[Tidak]

1.2K 219 30
                                    

Rey melepas helm dan mengembalikannya ke sang pemilik

Ups! Gambar ini tidak mengikuti Pedoman Konten kami. Untuk melanjutkan publikasi, hapuslah gambar ini atau unggah gambar lain.

Rey melepas helm dan mengembalikannya ke sang pemilik. Tak lupa kembali mengenakan topi dari jaket untuk menutupi sebagian wajah. Anak itu tidak perlu repot-repot mengeluarkan lembaran uang karena saldo di aplikasi Ari masih melimpah. Ia lekas tersenyum dan membungkuk saat laki-laki berjaket hitam itu kembali menjalankan motor bebeknya.

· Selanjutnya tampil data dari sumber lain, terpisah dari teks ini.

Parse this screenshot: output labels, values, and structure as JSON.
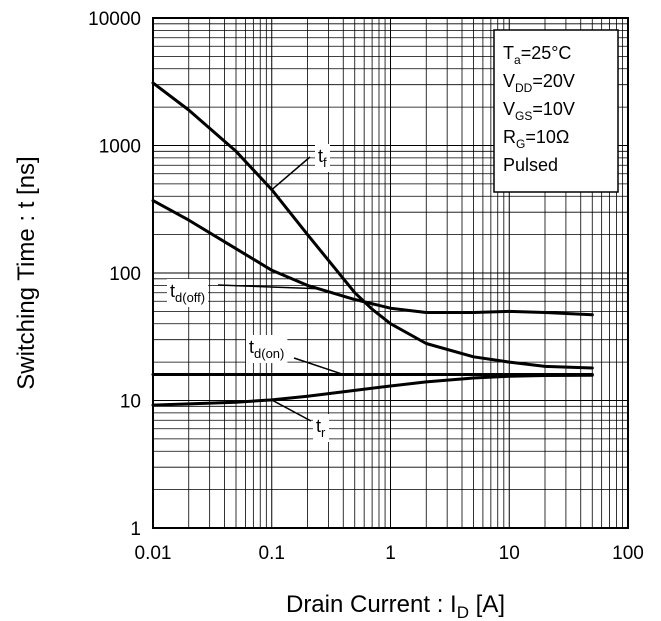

Berulang kali Rey mengambil napas dalam-dalam. Jantung terus berdegup kencang, terlebih saat langkah-langkahnya kian mendekati ruang mentor. Sepi, ia pun celingak-celinguk sampai mengintip lewat jendela. Hatinya menghangat setelah mendapati papan nama Pak Geri masih tertera di salah satu meja.

"Nyari siapa, Dek?"

Anak yang memakai celana pasien itu terperanjat. Ia lekas mengelus dada kemudian menoleh. Senyum panik pun mengembang saat seorang wanita berjalan mendekat lalu menepuk pundak.

"Em, anu, Kak, nyari mentor," jawabnya gagap.

"Siapa?"

Rey menelan ludah. Alisnya berkerut kala menggigit bibir. Ia pun mencengkeram celana sambil terus bergumam.

"Em, saya belum hafal namanya, Kak," kilahnya seraya menggaruk tengkuk.

Wanita itu pun terkekeh dan mengangguk maklum. "Oh, anak baru. Ya sudah, kamu tunggu di situ dulu, soalnya para mentor masih di kelas. Saya juga harus kembali."

"Baik, Kak."

Rey menurut. Ia mengikuti arahan dengan duduk di kursi tunggu, tepat di depan ruangan yang ia incar. Rona pucatnya kian memerah setelah melihat pintu di hadapannya sedikit terbuka. Syukurlah, kali ini ia tak perlu bersusah payah.

Setelah bayangan wanita itu telah menghilang sepenuhnya, Rey mengedarkan pandangan. Tidak ada siapa-siapa. Ia pun berjalan cepat setengah mengendap-endap.

Pintu yang tak terkunci itu memudahkan Rey untuk masuk. Ia kembali menutupnya seperti semula dan mendekati meja Pak Geri tanpa menyalakan lampu. Anak itu memilih memakai senter ponsel.

"Ini dia!" serunya lirih saat menemukan laptop hitam yang tertutupi oleh beberapa latihan soal.

Tak mau berlama-lama, Rey pun menata beberapa buku di bawah lembaran tersebut. Ia juga mengembalikan kursi yang sempat ia mundurkan untuk memperluas ruang. Di sela napas yang hampir habis dan keringat dingin bercucuran, ia berhenti, bersandar pada meja lalu memijat pelipis. Pening yang menyerang membuat pandangannya berbayang.

Anak itu menggeleng dan mengerjap-ngerjap. Ia mengembuskan napas panjang dan melanjutkan langkah. Namun, derap kaki yang kian mendekat sontak membolak-balikkan hati. Sial, umpatnya.

"Iya, Pak. Ini saya mau nyari kuitansi suntikan dananya. Sudah diurus, kok. Saya juga sudah memberi mereka pelajaran."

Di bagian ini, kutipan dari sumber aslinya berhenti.